Ciao a voi, sono felice di avere finalmente l’opportunità di condividere un momento con voi. La mia prima domanda è semplice, per favore presentati?

Mi chiamo Mathieu Potte-Bonneville, sono responsabile del dipartimento cultura e creazione del Centre Pompidou dal 2019, non è da ieri! Il dipartimento di cultura e creazione è responsabile della programmazione vivente di questo stabilimento. Inoltre, sono un filosofo di formazione, docente presso l’Ecole Normale Supérieure di Lione. Ed ecco qua!

E già questo non è male! E tu Eva?

Sono Eva Daviaud, responsabile della previsione e dell’innovazione sociale all’interno del dipartimento Cultura e Creazione. Mi occupo sia di temi di programmazione su temi sociali, sia di trasformazione dell’establishment su temi di responsabilità sociale.

Conoscendovi un po’ entrambi, c’è una cosa che mi ha sorpreso quando ho scoperto il programma, è stato il suo nome… immagino che non lo chiami in modo artificiale? Quello che naturalmente avrei chiamato un “focus” o un “festival” (ride), tu lo chiami “forum”, da dove viene?

MPB: Innanzitutto c’è una tradizione. Il forum è il nome di uno degli spazi del centro. Il forum è lo spazio centrale, “forum zero – forum minus 1” – che Piano e Rogers hanno pensato proprio come rivolto verso la Piazza, un prolungamento diretto di questo spazio pubblico esterno mediante uno spazio pubblico interno e quindi l’idea dei forum in l’architettura dell’edificio è l’idea che il Centre Pompidou è un luogo che deve saper accogliere. Che abbia un ruolo, una funzione quasi politica, comunque civica, sia di mettere insieme visioni e modalità espressive diverse. Da lì sono nati i forum sociali, che nel corso della storia sono intervenuti con una certa regolarità nella programmazione del centro.

Quindi il termine “Forum” non è nuovo?

MPB: In effetti, dovremmo fare una “storia dei forum sociali dal 1977”. A più riprese, e per lungo tempo, i programmi hanno assunto questo titolo. Recentemente, Jean-Marc Scolard, al servizio della parola, ha programmato “principali forum sociali”dopo l’incendio di Notre-Dame per esempio o dopo la prima elezione di Donald Trump… (volti sconvolti) È terribile dire “la prima elezione di Donald Trump…”. Finalmente, tre anni fa, l’idea di questi forum è emersa lentamente, ogni fine anno: offrire un momento di incontro e convergenza, di discipline e discorso cittadino, attorno a questioni artistiche e sociali.

Quali erano i forum precedenti?

MPB: Il primo è stato chiamato “Clima, quale cultura per quale futuro? »il secondo “Aprire la strada”per il 40° anniversario della marcia per l’uguaglianza contro il razzismo.

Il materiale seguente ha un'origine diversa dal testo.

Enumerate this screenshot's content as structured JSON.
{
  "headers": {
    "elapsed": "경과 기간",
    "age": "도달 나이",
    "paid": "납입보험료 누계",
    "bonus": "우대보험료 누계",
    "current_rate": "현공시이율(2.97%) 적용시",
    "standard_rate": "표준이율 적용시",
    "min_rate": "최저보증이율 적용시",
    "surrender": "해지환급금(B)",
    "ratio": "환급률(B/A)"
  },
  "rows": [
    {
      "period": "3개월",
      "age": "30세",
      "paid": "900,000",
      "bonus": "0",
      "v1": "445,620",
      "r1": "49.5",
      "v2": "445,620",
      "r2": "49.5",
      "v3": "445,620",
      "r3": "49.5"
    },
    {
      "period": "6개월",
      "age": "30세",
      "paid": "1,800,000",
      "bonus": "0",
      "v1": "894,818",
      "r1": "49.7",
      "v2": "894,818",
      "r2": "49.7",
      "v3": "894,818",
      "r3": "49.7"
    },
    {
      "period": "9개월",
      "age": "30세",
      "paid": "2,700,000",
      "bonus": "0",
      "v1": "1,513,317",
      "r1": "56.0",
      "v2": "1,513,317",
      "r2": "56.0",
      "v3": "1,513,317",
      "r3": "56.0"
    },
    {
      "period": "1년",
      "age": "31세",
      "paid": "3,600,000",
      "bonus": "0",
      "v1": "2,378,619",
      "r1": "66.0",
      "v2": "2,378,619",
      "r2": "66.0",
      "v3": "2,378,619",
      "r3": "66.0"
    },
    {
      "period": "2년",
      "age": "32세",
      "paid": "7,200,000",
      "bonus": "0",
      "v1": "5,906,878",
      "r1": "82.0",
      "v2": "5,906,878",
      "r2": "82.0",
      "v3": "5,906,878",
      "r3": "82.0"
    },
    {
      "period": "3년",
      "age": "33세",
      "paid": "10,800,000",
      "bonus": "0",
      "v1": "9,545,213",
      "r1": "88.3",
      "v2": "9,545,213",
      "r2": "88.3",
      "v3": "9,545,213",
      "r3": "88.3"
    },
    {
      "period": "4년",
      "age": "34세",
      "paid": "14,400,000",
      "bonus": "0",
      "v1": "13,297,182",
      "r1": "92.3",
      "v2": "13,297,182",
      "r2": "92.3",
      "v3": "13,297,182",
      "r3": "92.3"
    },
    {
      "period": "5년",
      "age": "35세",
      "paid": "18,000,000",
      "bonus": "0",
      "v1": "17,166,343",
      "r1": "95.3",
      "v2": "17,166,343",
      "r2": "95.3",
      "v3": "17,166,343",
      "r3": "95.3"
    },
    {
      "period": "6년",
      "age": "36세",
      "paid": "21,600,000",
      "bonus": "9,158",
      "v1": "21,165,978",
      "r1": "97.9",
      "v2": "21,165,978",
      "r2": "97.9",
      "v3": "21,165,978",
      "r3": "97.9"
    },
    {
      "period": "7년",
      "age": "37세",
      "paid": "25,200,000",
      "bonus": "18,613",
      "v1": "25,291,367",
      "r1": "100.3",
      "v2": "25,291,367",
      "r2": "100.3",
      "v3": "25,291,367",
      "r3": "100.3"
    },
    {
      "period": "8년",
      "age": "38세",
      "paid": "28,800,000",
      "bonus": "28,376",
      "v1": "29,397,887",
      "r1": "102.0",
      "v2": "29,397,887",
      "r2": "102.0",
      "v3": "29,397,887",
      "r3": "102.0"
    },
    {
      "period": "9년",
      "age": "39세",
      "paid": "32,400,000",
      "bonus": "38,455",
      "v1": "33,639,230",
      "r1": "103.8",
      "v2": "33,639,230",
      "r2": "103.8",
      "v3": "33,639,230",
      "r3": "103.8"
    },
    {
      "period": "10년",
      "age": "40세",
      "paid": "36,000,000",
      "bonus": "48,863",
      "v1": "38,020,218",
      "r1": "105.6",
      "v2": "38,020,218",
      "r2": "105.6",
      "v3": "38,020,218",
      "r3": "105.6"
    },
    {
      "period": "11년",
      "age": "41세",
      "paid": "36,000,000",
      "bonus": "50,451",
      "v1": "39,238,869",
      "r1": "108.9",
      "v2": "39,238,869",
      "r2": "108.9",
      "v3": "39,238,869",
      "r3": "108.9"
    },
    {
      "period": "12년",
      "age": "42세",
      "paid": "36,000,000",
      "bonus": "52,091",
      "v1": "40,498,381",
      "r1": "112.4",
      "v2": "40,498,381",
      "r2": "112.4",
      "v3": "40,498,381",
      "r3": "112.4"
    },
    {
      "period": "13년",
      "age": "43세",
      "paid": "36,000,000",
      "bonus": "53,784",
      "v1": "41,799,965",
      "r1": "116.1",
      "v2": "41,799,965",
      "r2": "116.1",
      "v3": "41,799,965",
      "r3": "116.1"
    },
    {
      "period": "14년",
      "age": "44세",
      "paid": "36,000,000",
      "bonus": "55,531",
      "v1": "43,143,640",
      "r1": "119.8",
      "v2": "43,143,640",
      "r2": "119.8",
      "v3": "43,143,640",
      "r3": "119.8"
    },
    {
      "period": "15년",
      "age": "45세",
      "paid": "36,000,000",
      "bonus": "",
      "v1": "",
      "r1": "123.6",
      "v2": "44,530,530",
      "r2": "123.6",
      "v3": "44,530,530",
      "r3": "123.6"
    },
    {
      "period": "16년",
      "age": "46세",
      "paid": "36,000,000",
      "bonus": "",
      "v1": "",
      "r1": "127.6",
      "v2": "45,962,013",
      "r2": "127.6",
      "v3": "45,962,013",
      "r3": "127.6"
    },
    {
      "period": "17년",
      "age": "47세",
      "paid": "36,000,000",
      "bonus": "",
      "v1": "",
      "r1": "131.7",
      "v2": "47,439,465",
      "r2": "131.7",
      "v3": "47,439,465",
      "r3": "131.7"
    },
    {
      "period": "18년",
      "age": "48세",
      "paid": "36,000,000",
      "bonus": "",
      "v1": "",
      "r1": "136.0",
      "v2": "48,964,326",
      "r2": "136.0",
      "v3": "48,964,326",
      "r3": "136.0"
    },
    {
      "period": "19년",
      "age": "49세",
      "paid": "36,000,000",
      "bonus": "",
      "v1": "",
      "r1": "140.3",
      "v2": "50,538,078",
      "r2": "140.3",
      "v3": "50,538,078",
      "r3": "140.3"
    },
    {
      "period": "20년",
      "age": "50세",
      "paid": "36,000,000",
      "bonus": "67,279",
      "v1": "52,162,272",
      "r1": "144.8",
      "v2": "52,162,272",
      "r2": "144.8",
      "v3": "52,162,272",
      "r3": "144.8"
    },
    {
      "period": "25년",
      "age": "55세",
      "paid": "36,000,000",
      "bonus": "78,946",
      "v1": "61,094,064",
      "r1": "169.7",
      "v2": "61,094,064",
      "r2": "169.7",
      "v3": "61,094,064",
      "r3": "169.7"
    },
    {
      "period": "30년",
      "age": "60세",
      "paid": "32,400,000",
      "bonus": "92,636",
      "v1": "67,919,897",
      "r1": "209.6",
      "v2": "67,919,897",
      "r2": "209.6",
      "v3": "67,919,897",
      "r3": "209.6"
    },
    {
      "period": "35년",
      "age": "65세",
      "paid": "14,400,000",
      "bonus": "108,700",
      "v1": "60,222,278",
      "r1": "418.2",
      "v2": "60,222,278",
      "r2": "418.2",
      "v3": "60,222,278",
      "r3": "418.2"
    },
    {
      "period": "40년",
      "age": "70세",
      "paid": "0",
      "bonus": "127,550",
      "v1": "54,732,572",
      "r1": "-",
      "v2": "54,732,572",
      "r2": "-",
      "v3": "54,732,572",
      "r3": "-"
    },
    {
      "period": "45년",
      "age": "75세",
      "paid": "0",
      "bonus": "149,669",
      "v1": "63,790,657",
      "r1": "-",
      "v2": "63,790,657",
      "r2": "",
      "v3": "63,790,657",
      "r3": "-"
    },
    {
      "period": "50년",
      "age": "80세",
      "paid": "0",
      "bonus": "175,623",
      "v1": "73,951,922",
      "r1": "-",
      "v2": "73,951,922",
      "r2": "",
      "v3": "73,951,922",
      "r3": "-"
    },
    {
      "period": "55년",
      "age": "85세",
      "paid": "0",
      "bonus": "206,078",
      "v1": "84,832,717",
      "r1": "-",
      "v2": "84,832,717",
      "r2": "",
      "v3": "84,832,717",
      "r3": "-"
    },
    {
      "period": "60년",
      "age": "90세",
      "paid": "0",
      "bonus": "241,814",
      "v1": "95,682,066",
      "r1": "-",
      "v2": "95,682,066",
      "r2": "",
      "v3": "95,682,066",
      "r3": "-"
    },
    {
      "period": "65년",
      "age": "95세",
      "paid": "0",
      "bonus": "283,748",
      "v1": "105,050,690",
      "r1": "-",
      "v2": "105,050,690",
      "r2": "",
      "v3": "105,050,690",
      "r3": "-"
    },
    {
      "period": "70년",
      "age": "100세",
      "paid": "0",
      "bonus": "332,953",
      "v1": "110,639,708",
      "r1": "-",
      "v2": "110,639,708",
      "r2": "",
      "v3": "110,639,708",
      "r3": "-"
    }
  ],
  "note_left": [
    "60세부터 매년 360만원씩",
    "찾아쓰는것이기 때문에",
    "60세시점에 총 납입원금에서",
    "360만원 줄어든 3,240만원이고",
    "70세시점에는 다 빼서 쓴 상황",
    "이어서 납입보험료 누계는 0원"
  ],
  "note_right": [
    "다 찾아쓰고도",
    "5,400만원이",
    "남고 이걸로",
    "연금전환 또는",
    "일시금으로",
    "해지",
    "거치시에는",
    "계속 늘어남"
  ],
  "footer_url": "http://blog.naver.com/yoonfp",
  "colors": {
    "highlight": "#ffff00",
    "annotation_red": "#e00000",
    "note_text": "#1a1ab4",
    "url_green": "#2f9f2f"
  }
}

Per questa terza edizione sulla biodiversità, Eva, hai notato un’evoluzione nel lavoro degli artisti nelle forme utilizzate? L’arte è ovviamente politica. In che modo gli artisti affrontano questo tema sociale, ci sono movimenti particolari come lo stand-up, il documentario, ecc. per portare avanti questi temi?

ED: Esistono diversi modi di presentare i soggetti ed è qualcosa che ha acceso il dibattito all’interno del team, in ogni caso che ha fatto emergere riflessioni su cosa sia un artista impegnato? Si tratta di un artista che, ad esempio, è appassionato di temi ambientali nei suoi impegni personali ma che non necessariamente affronta questi temi nel suo lavoro? È una domanda complicata: “dove posizionare il cursore?” », un artista che affronta questi temi può anche avere uno stile di vita che talvolta si discosta dal radicalismo ecologico. Sono progetti che dal punto di vista estetico hanno tutto un senso e ti portano dentro una storia ma che dal punto di vista scientifico non reggono affatto? Abbiamo avuto discussioni molto interessanti con

a volte c’erano idee che, dal punto di vista della poetica e dell’estetica, erano interessanti, ma al contrario non reggevano dal punto di vista scientifico.

C’è questo nuovo progetto con Bjork, nel Center Caterpillar, ti sembra fantastico?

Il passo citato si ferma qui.